Summer Institute chair Keith Heller says the speaker series embodies the Jewish concept of tikkun olam, meaning “to heal a broken world.”

“When we get speakers like [Beth Macy] talking about the tragedy of drugs in America, when we get Susan Eisenhower, who’s a foreign affairs expert and whose real area is Russia … these are areas where the world is broken,” Heller said. “In that sense, these speakers are totally consistent with Reform Judaism.”

According to Heller, this summer’s programming has six speakers on consecutive Thursdays, concluding on August 10.

On July 6, Congressman Raskin will present on democracy, gun violence, and the Constitution.

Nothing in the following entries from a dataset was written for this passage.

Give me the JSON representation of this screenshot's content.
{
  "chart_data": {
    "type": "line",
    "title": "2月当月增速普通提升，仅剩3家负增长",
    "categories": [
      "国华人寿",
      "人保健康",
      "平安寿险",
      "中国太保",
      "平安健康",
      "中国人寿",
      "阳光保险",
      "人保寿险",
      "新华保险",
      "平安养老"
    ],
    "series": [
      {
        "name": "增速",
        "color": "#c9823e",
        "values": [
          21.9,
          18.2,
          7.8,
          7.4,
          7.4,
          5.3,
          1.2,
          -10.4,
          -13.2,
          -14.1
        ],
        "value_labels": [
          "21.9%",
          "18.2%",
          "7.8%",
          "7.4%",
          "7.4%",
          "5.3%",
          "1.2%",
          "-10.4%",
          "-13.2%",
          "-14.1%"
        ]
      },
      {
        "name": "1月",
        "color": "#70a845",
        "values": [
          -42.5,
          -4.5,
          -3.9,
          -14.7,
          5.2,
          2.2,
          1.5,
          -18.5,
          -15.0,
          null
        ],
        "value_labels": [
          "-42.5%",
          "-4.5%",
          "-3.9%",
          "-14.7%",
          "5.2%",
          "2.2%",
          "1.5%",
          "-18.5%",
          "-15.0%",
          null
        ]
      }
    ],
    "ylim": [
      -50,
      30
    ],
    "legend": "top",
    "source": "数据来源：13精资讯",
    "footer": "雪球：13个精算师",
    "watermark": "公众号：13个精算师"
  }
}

Susan Eisenhower, policy analyst and national security expert, will arrive July 13 for her talk, “The Second Cold War: Was It Avoidable? What Will It Mean?”

Journalist Beth Macy, author of “Dopesick: Dealers, Doctors, and the Drug Company that Addicted America,” will speak on July 20. Her talk focuses on America’s overdose crisis.

The former director of the Religious Action Center of Reform Judaism, Rabbi David Saperstein, will explore various controversies of religious freedom such as abortion and LGBTQ rights. His talk will occur on July 27. 

On August 3, president and CEO of the New York Philharmonic Deborah Borda will present “The Best Seat in the House.”

The speaker series will conclude on August 10 with a talk by economist and retired president of Harvard University Lawrence Bacow. 

Heller says that they typically invite unique voices to join them. “We tend not to invite Vineyard personalities,” the institute chair said. “We get speakers from off-Island … we want them to experience the Vineyard.”